The Joyful Quilter said...

Of course, I save them! (I'm too cheap to just toss them.) I use them for smaller projects and I put them together for larger projects using a feather stitch on my machine.

Julie said...

Great post on ingenuity and frugality, Rebecca! Here's to reuse and recycling.

I often get batting scrap donations for Gnadenhutten Quilt Project, and almost all the battings for my charity quilts are pieced. I have everything sorted by huge bins. How do I Frankenstein the pieces? It depends on the machine AND the batting. Polys in many thickness seem to do well butted up against each other and not overlapped. It forms a ridge like a scar otherwise. I like to use my Pfaff with built in dual feed, and a long, narrow zig zag for poly. Adjust your tension to slightly looser than regular stitching if possible, and thicker thread helps you find it if you need to adjust it. Sometimes it does ruch up. (Yes, that's a word.)

Cotton and blends do better on my Janome with walking foot. I still try not to overlap, but get things very close if not butted. I've done the gentle curve process, but don't think most warrant it. Just keep the stitch tension loose so you can adjust any puckers at the end.

FYI, if you have a lot of batting scraps in cotton, find someone making reusuable menstrual pads. Little Dresses for Africa and many other organizations deliver these to young girls to help keep them in school! Your narrow pieces are generally good for this use, but ask for sure. Most will appreciate the donation.

Home Sewn By Us said...

Hi Rebecca! I see you've updated your linky button so I've added it to my website. I sure do enjoy reading your weekly posts and well as the linkers. I have matched up/sewn batting pieces together once but don't do it often. I think the stitch you selected is a perfect choice! Take care and enjoy the weekend. ~smile~ Roseanne

dlarvin@windstream.net said...

Just got a Lenni, so very new to quilting other than using my DM for straight line quilting & sending to a longarm quilter. I have seamed batting up by zig zagging. I use scrap batting for small projects & craft gifts. Anything too small goes into pincushions, I made these as gifts for my sewing group Using the caps of Tide that I had saved pretty fabric on top & a ribbon glued around the top side.

SJSM said...

Well, I’ll be! I’ve only joined batting a couple of times and used the exact method you describe except no use of walking foot. I looked on the Bernina We All Sew website (I think, yesra ago) for suggestions That technique was there. I figured with all the feet and stitcgphes I had Bernina would have some sort of recommendation.
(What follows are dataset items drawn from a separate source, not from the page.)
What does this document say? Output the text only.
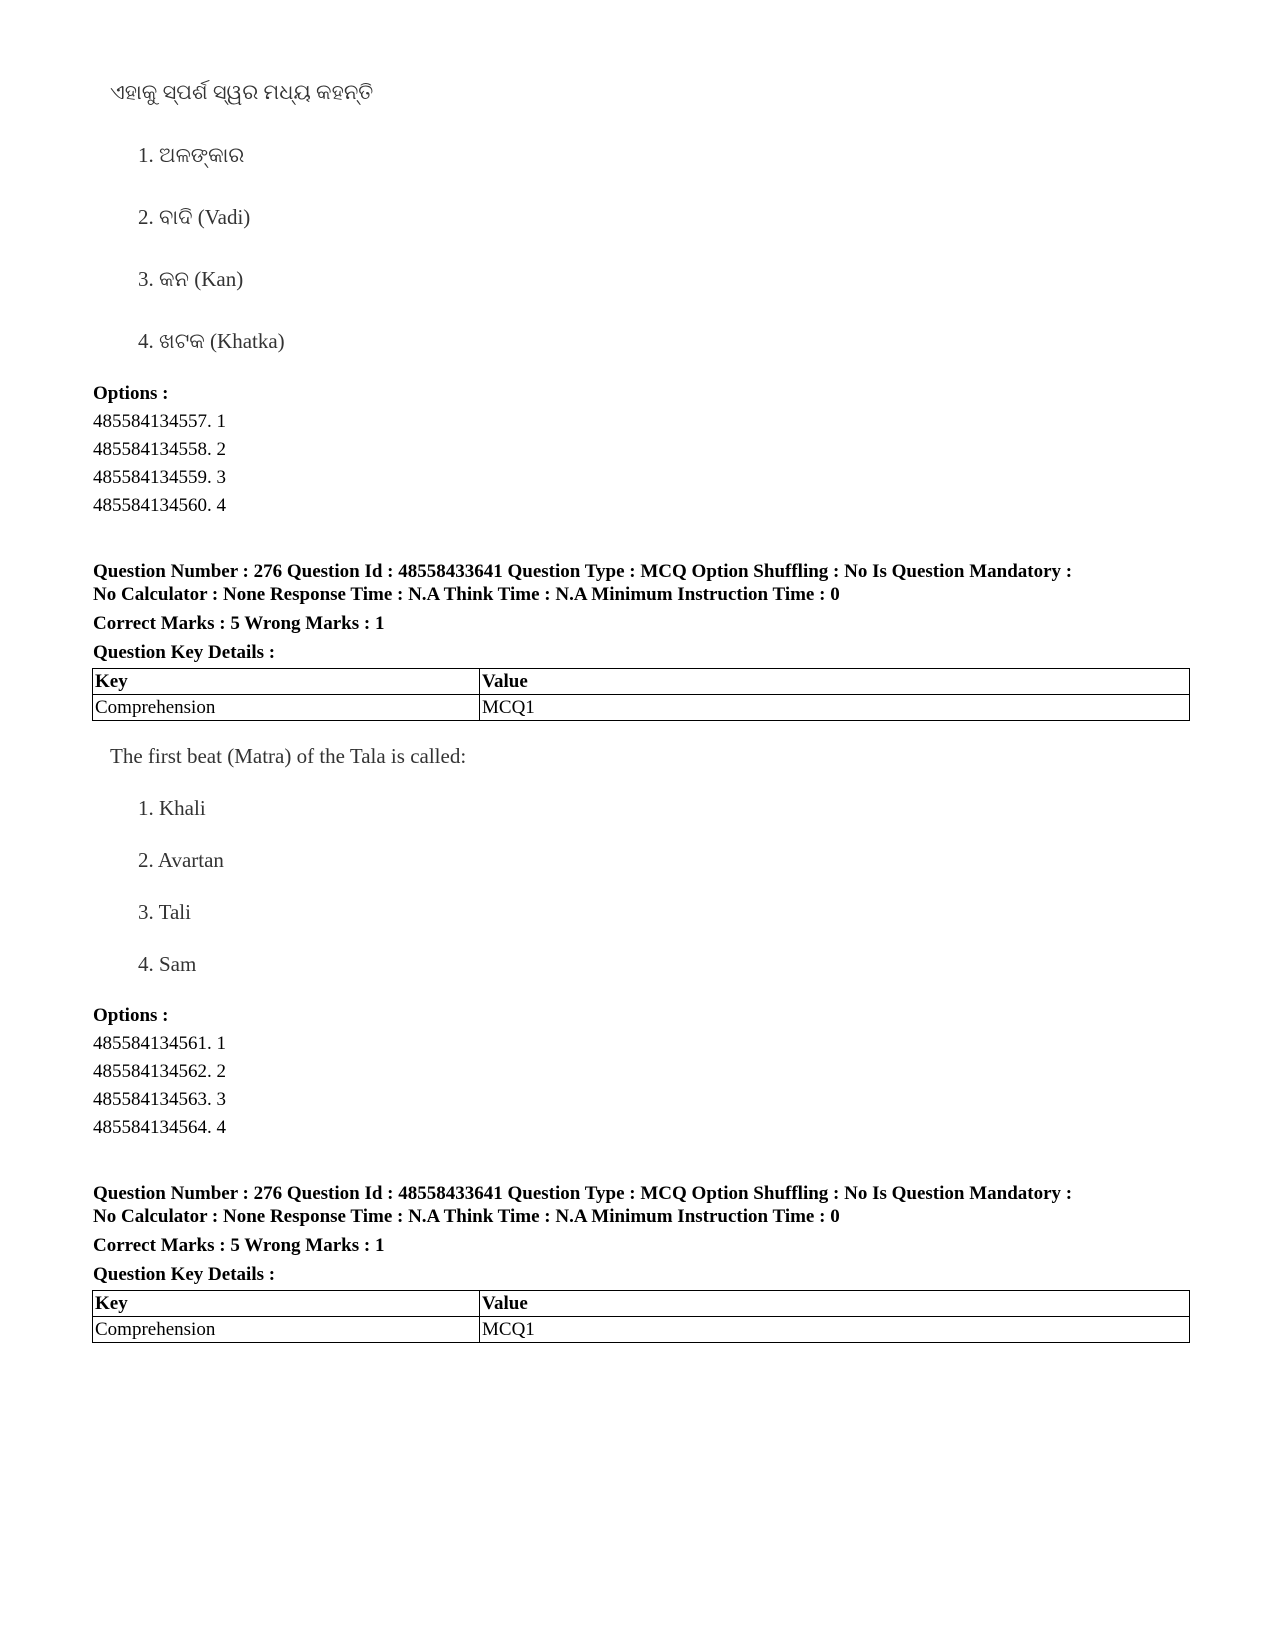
ଏହାକୁ ସ୍ପର୍ଶ ସ୍ୱର ମଧ୍ୟ କହନ୍ତି
1. ଅଳଙ୍କାର
2. ବାଦି (Vadi)
3. କନ (Kan)
4. ଖଟକ (Khatka)
Options :
485584134557. 1
485584134558. 2
485584134559. 3
485584134560. 4
Question Number : 276 Question Id : 48558433641 Question Type : MCQ Option Shuffling : No Is Question Mandatory :
No Calculator : None Response Time : N.A Think Time : N.A Minimum Instruction Time : 0
Correct Marks : 5 Wrong Marks : 1
Question Key Details :
Key	Value
Comprehension	MCQ1
The first beat (Matra) of the Tala is called:
1. Khali
2. Avartan
3. Tali
4. Sam
Options :
485584134561. 1
485584134562. 2
485584134563. 3
485584134564. 4
Question Number : 276 Question Id : 48558433641 Question Type : MCQ Option Shuffling : No Is Question Mandatory :
No Calculator : None Response Time : N.A Think Time : N.A Minimum Instruction Time : 0
Correct Marks : 5 Wrong Marks : 1
Question Key Details :
Key	Value
Comprehension	MCQ1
My bigger scraps are saved and small ones put int "Cubies" for schools etc. Cubies are cubes made of upholstry fabrics and stuffed with scraps. One member of our Chapter has a long list of teachers, counseling centers, libraries etc that need Cubies for younger students tyrough teens to have reading corners and sessions. At the end of the year the children can take a Cubie home. Ergo, a never.Ending demand and a way to recycle even threads, elastics, batting as well as fabric scraps. No hard items such as buttons or zippers and definitely not left over pins!

Finally I have something to contribute to your LAL list.